O fogo teve início pouco antes das 9h. O Corpo de Bombeiros informou que foi acionado por volta das 9h30 e enviou dez viaturas ao local. Segundo a corporação, a primeira equipe chegou sete minutos após o acionamento, mais de meia hora depois do início do incêndio.

O representante comercial André Pereira, que mora em frente ao Mercado da Encruzilhada, disse que viu as chamas começarem e que ligou 15 vezes para os bombeiros.

“Primeiro, as viaturas da Polícia Militar chegaram ao local. Ligamos desde o início do incêndio e foi quase uma hora para a chegada da corporação. Vale salientar que a base do Corpo de Bombeiros fica na Avenida João de Barros e é muito perto do Mercado da Encruzilhada, coisa de cinco minutos. Liguei até para o Samu para pedir ajuda na ocorrência”, contou.

Marido de uma funcionária de um dos boxes que estavam abertos no momento do incêndio, o pedreiro Charlone da Silva Romão disse que, como ninguém conseguiu acionar os bombeiros por telefone, foi de moto até a sede da corporação, na Avenida João de Barros, a menos de 1,5 quilômetro do local.

“Como minha esposa trabalha num box, fiquei com medo de que [o incêndio] pegasse, falei: ‘Vou lá’. Peguei minha moto e fui lá no Corpo de Bombeiros”, contou Charlone.

O pedreiro disse ainda que, quando chegou à sede da corporação, os bombeiros não sabiam do incêndio.
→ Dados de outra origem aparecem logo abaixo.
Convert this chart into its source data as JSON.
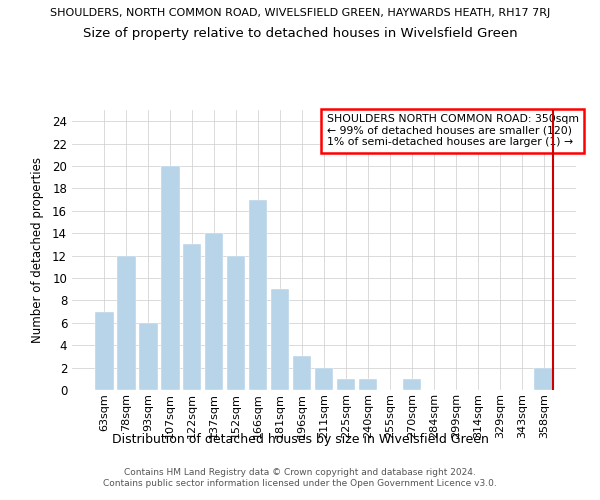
{
  "title_top": "SHOULDERS, NORTH COMMON ROAD, WIVELSFIELD GREEN, HAYWARDS HEATH, RH17 7RJ",
  "title_main": "Size of property relative to detached houses in Wivelsfield Green",
  "xlabel": "Distribution of detached houses by size in Wivelsfield Green",
  "ylabel": "Number of detached properties",
  "categories": [
    "63sqm",
    "78sqm",
    "93sqm",
    "107sqm",
    "122sqm",
    "137sqm",
    "152sqm",
    "166sqm",
    "181sqm",
    "196sqm",
    "211sqm",
    "225sqm",
    "240sqm",
    "255sqm",
    "270sqm",
    "284sqm",
    "299sqm",
    "314sqm",
    "329sqm",
    "343sqm",
    "358sqm"
  ],
  "values": [
    7,
    12,
    6,
    20,
    13,
    14,
    12,
    17,
    9,
    3,
    2,
    1,
    1,
    0,
    1,
    0,
    0,
    0,
    0,
    0,
    2
  ],
  "bar_color": "#b8d4e8",
  "bar_edgecolor": "#b8d4e8",
  "red_line_color": "#cc0000",
  "red_line_index": 20,
  "ylim": [
    0,
    25
  ],
  "yticks": [
    0,
    2,
    4,
    6,
    8,
    10,
    12,
    14,
    16,
    18,
    20,
    22,
    24
  ],
  "legend_text_line1": "SHOULDERS NORTH COMMON ROAD: 350sqm",
  "legend_text_line2": "← 99% of detached houses are smaller (120)",
  "legend_text_line3": "1% of semi-detached houses are larger (1) →",
  "footer_line1": "Contains HM Land Registry data © Crown copyright and database right 2024.",
  "footer_line2": "Contains public sector information licensed under the Open Government Licence v3.0.",
  "background_color": "#ffffff",
  "grid_color": "#cccccc"
}
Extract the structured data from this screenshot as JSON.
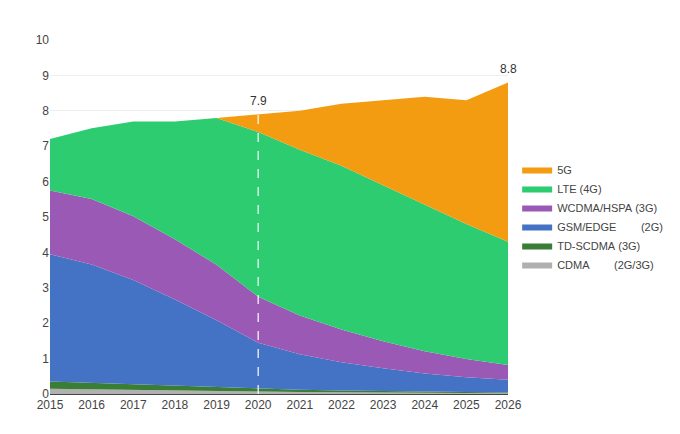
{
  "chart_data": {
    "type": "area",
    "stacked": true,
    "x": [
      2015,
      2016,
      2017,
      2018,
      2019,
      2020,
      2021,
      2022,
      2023,
      2024,
      2025,
      2026
    ],
    "series": [
      {
        "name": "CDMA        (2G/3G)",
        "color": "#b0b0b0",
        "values": [
          0.15,
          0.13,
          0.11,
          0.09,
          0.08,
          0.07,
          0.06,
          0.05,
          0.04,
          0.03,
          0.02,
          0.02
        ]
      },
      {
        "name": "TD-SCDMA (3G)",
        "color": "#3a7d34",
        "values": [
          0.2,
          0.18,
          0.16,
          0.13,
          0.1,
          0.08,
          0.06,
          0.05,
          0.04,
          0.03,
          0.02,
          0.02
        ]
      },
      {
        "name": "GSM/EDGE        (2G)",
        "color": "#4472c4",
        "values": [
          3.6,
          3.35,
          2.95,
          2.45,
          1.9,
          1.3,
          1.0,
          0.8,
          0.65,
          0.52,
          0.43,
          0.36
        ]
      },
      {
        "name": "WCDMA/HSPA (3G)",
        "color": "#9b59b6",
        "values": [
          1.8,
          1.85,
          1.8,
          1.7,
          1.57,
          1.3,
          1.1,
          0.92,
          0.76,
          0.63,
          0.52,
          0.42
        ]
      },
      {
        "name": "LTE (4G)",
        "color": "#2ecc71",
        "values": [
          1.45,
          2.0,
          2.68,
          3.33,
          4.15,
          4.65,
          4.68,
          4.63,
          4.41,
          4.14,
          3.81,
          3.48
        ]
      },
      {
        "name": "5G",
        "color": "#f39c12",
        "values": [
          0.0,
          0.0,
          0.0,
          0.0,
          0.0,
          0.5,
          1.1,
          1.75,
          2.4,
          3.05,
          3.5,
          4.5
        ]
      }
    ],
    "annotations": [
      {
        "text": "7.9",
        "x": 2020,
        "y": 7.9
      },
      {
        "text": "8.8",
        "x": 2026,
        "y": 8.8
      }
    ],
    "reference_lines": [
      {
        "x": 2020,
        "color": "#ffffff",
        "line_style": "dashed"
      }
    ],
    "xlim": [
      2015,
      2026
    ],
    "xticks": [
      2015,
      2016,
      2017,
      2018,
      2019,
      2020,
      2021,
      2022,
      2023,
      2024,
      2025,
      2026
    ],
    "ylim": [
      0,
      10
    ],
    "yticks": [
      0,
      1,
      2,
      3,
      4,
      5,
      6,
      7,
      8,
      9,
      10
    ],
    "grid": "y",
    "legend": "right"
  }
}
“Quando cheguei lá, ninguém sabia. Estava caindo direto a ligação. Estava horrível. Mas, graças a Deus, eles chegaram. Não chegaram a tempo, mas chegaram antes de acontecer mais alguma tragédia. […] Parei a moto na frente, dei duas buzinadas, botaram a cabeça assim [para fora]. Disse que estava pegando fogo no mercado e eles disseram: ‘Espera aí, que a gente está indo'”, falou.

A advogada Izabella Alencar, que mora num prédio a um quarteirão do mercado, disse que também tentou ligar três vezes para os bombeiros às 9h, mas não conseguiu completar as ligações.

“A gente começou a sentir o cheiro de fumaça e saiu procurando no prédio. Quando viu a fumaça do lado de fora, a gente percebeu que o incêndio era na localização do mercado. Foi quando a gente começou a tentar ligar daqui de casa, só que não completava”, disse a advogada.

A bióloga Susanne Galeno, que mora nas proximidades, também tentou chamar os bombeiros, sem sucesso. Fonte G1.